Dijelaskannya, di Pura Lingsar ini terdapat enam orang pamangku, yang setiap harinya sebanyak tiga orang pamangku bertugas di pura. 

- JUAL BANTEN MURAH hub.0882-9209-6763 atau KLIK DISINI

Jero Mangku Gede Rai mengatakan, ada tradisi yang unik yang dilakukan di pura ini, yakni Perang Topat. Perang Topat adalah sebuah acara adat yang diadakan di Pura Lingsar yang merupakan simbol perdamaian antarumat Muslim dan Hindu di Lombok.

Acara ini dilakukan sore hari, setiap Bulan Purnama Ketujuh dalam penanggalan Suku Sasak. Sore hari yang merupakan puncak acara, dilakukan setelah Salat Ashar atau dalam Bahasa Sasak atau Rarak Kembang Waru yang berarti gugur bunga waru.Tanda itu dipakai oleh orang tua dahulu untuk mengetahui waktu Salat Ashar. 

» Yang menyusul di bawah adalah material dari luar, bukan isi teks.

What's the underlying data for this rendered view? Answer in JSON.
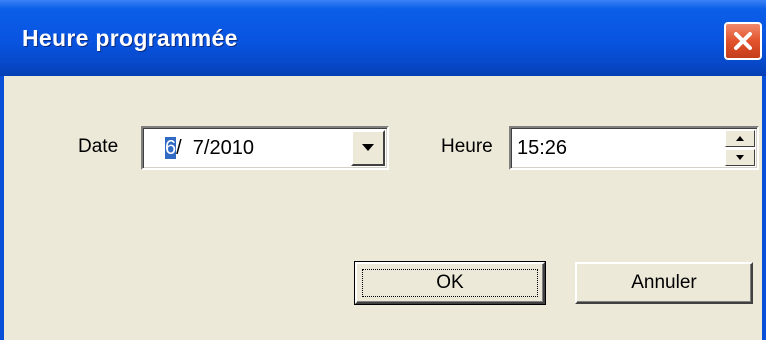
{
  "window": {
    "title": "Heure programmée"
  },
  "form": {
    "date_label": "Date",
    "date_day_selected": "6",
    "date_rest": "/  7/2010",
    "time_label": "Heure",
    "time_value": "15:26"
  },
  "buttons": {
    "ok_label": "OK",
    "cancel_label": "Annuler"
  },
  "icons": {
    "close": "close-icon",
    "dropdown": "triangle-down-icon",
    "spin_up": "triangle-up-icon",
    "spin_down": "triangle-down-icon"
  },
  "colors": {
    "titlebar": "#0954e0",
    "close_button": "#e2532c",
    "dialog_bg": "#ece9d8",
    "selection": "#316ac5"
  }
}
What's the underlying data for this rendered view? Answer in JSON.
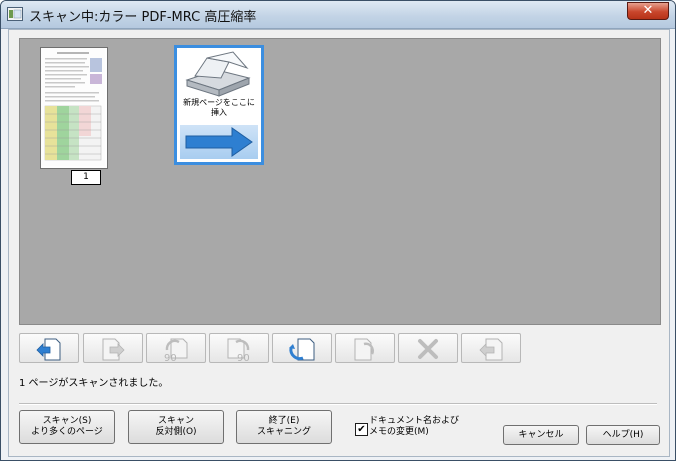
{
  "window": {
    "title": "スキャン中:カラー PDF-MRC 高圧縮率",
    "close_glyph": "✕"
  },
  "viewer": {
    "page_number": "1",
    "insert_label_line1": "新規ページをここに",
    "insert_label_line2": "挿入"
  },
  "toolbar": {
    "buttons": [
      {
        "icon": "insert-before-icon",
        "enabled": true
      },
      {
        "icon": "insert-after-icon",
        "enabled": false
      },
      {
        "icon": "rotate-left-90-icon",
        "enabled": false,
        "text": "90"
      },
      {
        "icon": "rotate-right-90-icon",
        "enabled": false,
        "text": "90"
      },
      {
        "icon": "rotate-180-icon",
        "enabled": true
      },
      {
        "icon": "flip-icon",
        "enabled": false
      },
      {
        "icon": "delete-icon",
        "enabled": false
      },
      {
        "icon": "move-icon",
        "enabled": false
      }
    ]
  },
  "status": {
    "text": "1 ページがスキャンされました。"
  },
  "buttons": {
    "scan_more_line1": "スキャン(S)",
    "scan_more_line2": "より多くのページ",
    "scan_reverse_line1": "スキャン",
    "scan_reverse_line2": "反対側(O)",
    "finish_line1": "終了(E)",
    "finish_line2": "スキャニング",
    "cancel": "キャンセル",
    "help": "ヘルプ(H)"
  },
  "checkbox": {
    "checked": true,
    "mark": "✔",
    "label_line1": "ドキュメント名および",
    "label_line2": "メモの変更(M)"
  }
}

Ribuan umat Hindu dan Muslim memenuhi Pura Lingsar. Dua umat beda kepercayaan ini menggelar prosesi upacara pujawali, sebagai ungkapan atas puji syukur limpahan berkah dari Sang Pencipta. Sedangkan perang yang dimaksud dilakukan dengan saling melempar ketupat di antara masyarakat Muslim dengan masyarakat Hindu.

“Ketupat yang telah digunakan untuk berperang seringkali diperebutkan. Karena dipercaya bisa membawa kesuburan bagi tanaman agar hasil panennya bisa maksimal. Kepercayaan ini sudah berlangsung ratusan tahun, dan masih terus dijalankan sampai saat ini,” tandasnya.

Tertarik berkunjung? Mencari Pura Lingsar tidaklah sulit. Sebab lokasinya masih dekat dengan Kota Mataram. Jika berangkat dari Kota Mataram, cukup menuju arah timur mencari Jalan Gora 2. Hanya menempuh perjalanan sekitar tiga kilometer dari pusat Kota Mataram, maka akan sampai di Pura Lingsar. Tepatnya di depan SMA Negeri 1 Lingsar, dan terdapat pula papan nama Pura Lingsar.